The Kraft Nabisco Championship may not be the Masters, but the traditions and history built over time have created a familiarity that most parallels it in the women’s game.
Mission Hills Country Club may not be Augusta National, but like the iconic course Bobby Jones built in Georgia, the Dinah Shore Course is now built on more than soil. It’s built on a foundation of memories.
With snow-capped mountains as a majestic backdrop, every single player in this field of 111 will tee it up Thursday dreaming of making that victor’s leap into the water beside the 18th green. It’s a tradition Hall of Famer Amy Alcott started when she leaped into the pond after winning in ’88.
“You can’t even understate it,” Rolex world No. 3 Stacy Lewis said of the special history for women here. “For me, when I think of a major, I think of this event. I think of the tradition, the history.”
There’s more than a trophy and a big check for the winner here. There’s the palpable feeling of golf immortality that goes with them. Every player who reaches the 18th green here gets there via the Walk of Champions, a pathway where every winner is celebrated with a plaque. From the first winner, Jane Blalock in 1972, to the last, Inbee Park a year ago, they’re remembered on a wall on the walk.
The finish is a celebration of women’s golf.
“It’s the place everybody can’t wait to go to,” said Karen Stupples, winner of the ’04 Women’s British Open. “You play your practice rounds, and you want to make that jump. Everybody plays the practice rounds with a view toward Poppie’s Pond. It’s a really special place for the players.”
The plaques along the Walk of Champions speak volumes to the test the Dinah Shore Course offers. Mickey Wright, Kathy Whitworth, Pat Bradley, Nancy Lopez, Judy Rankin, Donna Caponi, Amy Alcott, Betsy King, Juli Inkster, Annika Sorenstam and Karrie Webb are among the Hall of Famers who have won here.
“The tournament brings back so many memories,” Anna Nordqvist said. “Playing the 18th today in the pro-am, I remembered Karrie Webb’s shot [holing out for eagle in ‘06]. There have been so many good jumps in that pond. All the memories, I want to make my own memories there.”
Dinah Shore, a popular singer in the Big Band era of ‘40s and ‘50s who also became an actress, founded the event and was its host. The tournament started in 1972 as the Colgate-Dinah Shore Winner’s Circle. Shore hosted it until her death in ’94. Her name stayed on the event until 2000, and her presence still lingers here. A statue of her sits at the end of the Walk of Champions.

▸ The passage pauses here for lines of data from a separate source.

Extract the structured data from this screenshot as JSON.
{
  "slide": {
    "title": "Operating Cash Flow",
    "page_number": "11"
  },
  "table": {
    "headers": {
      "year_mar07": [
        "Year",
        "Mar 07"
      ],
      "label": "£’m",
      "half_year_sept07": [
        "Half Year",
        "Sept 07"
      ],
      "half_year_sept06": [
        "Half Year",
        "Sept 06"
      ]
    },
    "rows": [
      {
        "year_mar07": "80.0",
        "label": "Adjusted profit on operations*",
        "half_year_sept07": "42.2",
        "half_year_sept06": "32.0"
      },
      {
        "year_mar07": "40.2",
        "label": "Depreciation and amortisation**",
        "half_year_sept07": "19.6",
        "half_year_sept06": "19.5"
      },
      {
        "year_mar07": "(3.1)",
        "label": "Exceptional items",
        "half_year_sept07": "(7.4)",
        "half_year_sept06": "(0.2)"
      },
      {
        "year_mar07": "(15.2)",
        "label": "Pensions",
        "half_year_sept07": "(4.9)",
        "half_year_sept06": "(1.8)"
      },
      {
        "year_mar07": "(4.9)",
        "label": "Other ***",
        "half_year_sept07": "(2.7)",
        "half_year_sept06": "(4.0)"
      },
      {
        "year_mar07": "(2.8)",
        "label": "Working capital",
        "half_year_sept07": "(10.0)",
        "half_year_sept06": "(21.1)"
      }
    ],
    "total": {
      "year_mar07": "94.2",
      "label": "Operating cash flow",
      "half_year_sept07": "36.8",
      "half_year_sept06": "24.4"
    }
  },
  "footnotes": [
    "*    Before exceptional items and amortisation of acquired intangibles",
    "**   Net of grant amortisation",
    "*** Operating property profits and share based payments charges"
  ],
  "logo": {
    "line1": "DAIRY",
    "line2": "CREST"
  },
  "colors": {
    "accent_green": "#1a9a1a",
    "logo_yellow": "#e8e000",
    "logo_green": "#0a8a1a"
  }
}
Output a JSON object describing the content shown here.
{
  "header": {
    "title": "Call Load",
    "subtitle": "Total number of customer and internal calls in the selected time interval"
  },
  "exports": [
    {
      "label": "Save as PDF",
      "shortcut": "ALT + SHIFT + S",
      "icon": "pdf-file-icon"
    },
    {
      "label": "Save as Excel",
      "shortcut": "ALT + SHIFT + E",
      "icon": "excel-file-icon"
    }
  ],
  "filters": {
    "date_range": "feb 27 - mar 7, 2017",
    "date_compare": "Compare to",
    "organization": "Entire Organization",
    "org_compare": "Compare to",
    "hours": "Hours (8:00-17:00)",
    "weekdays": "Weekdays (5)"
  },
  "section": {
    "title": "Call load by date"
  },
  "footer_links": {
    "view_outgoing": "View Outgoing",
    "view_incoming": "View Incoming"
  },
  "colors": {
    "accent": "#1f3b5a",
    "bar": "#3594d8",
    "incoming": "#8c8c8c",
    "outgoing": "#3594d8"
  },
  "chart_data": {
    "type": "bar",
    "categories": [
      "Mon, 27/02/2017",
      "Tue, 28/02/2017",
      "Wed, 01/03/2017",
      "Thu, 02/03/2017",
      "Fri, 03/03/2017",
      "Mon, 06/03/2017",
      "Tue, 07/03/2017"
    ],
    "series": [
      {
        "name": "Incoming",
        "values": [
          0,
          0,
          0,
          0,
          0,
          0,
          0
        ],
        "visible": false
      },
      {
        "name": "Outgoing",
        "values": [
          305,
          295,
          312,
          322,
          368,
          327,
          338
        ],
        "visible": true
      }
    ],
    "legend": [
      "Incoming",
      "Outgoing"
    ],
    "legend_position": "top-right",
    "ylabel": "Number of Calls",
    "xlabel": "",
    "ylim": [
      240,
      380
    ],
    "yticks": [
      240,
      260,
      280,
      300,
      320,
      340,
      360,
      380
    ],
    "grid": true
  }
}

“The Dinah” is what tour veterans still call the championship today.
Kraft Nabisco is departing as the title sponsor after this year’s event. The company has been associated with the championship since 1982. While there is always some angst when a title sponsor leaves, LPGA commissioner Mike Whan has stated in strong terms that he intends to keep the event here. The LPGA takes control of it going forward.
“It definitely needs to stay here,” Webb said. “There's too much history and too much tradition here. If the LPGA lacks anything, in any other events, it's that.”
Rankin, who won this event in ’76, is confident the history and traditions will sell themselves.
“Corporately, there's this sense that everything will be OK, because it's such a magnificent product in women’s golf,” Rankin said. “It is the one product that people around the country who are fans of golf know. They know the golf course, they know the drill, and they know that it is prior to the Masters. It has a familiarity like Augusta does, where people know the holes that are coming up, and this, that and the other.”
Nordqvist has only played this event since 2010, but she says she knows the course “off the top of my head.” She knows the mysterious “Indio effect,” the force that pulls putts toward the city of Indio in the Coachella Valley.
There’s more to the traditions than what happens on the course. There’s the Champions Dinner on Monday night and equally meaningful casual dinners at favorite spots players return to every year.
Webb’s favorite stop is LG’s Steakhouse.
“I always take whoever I have in town, my caddie, my physio, my whole team,” Webb said. “We have a nice steak dinner and a nice bottle of wine.”
Inkster won here twice. She said she has come to treasure the event more with every passing year.
“This is probably my favorite tournament of the whole year,” Inkster said. “It's just a special week.”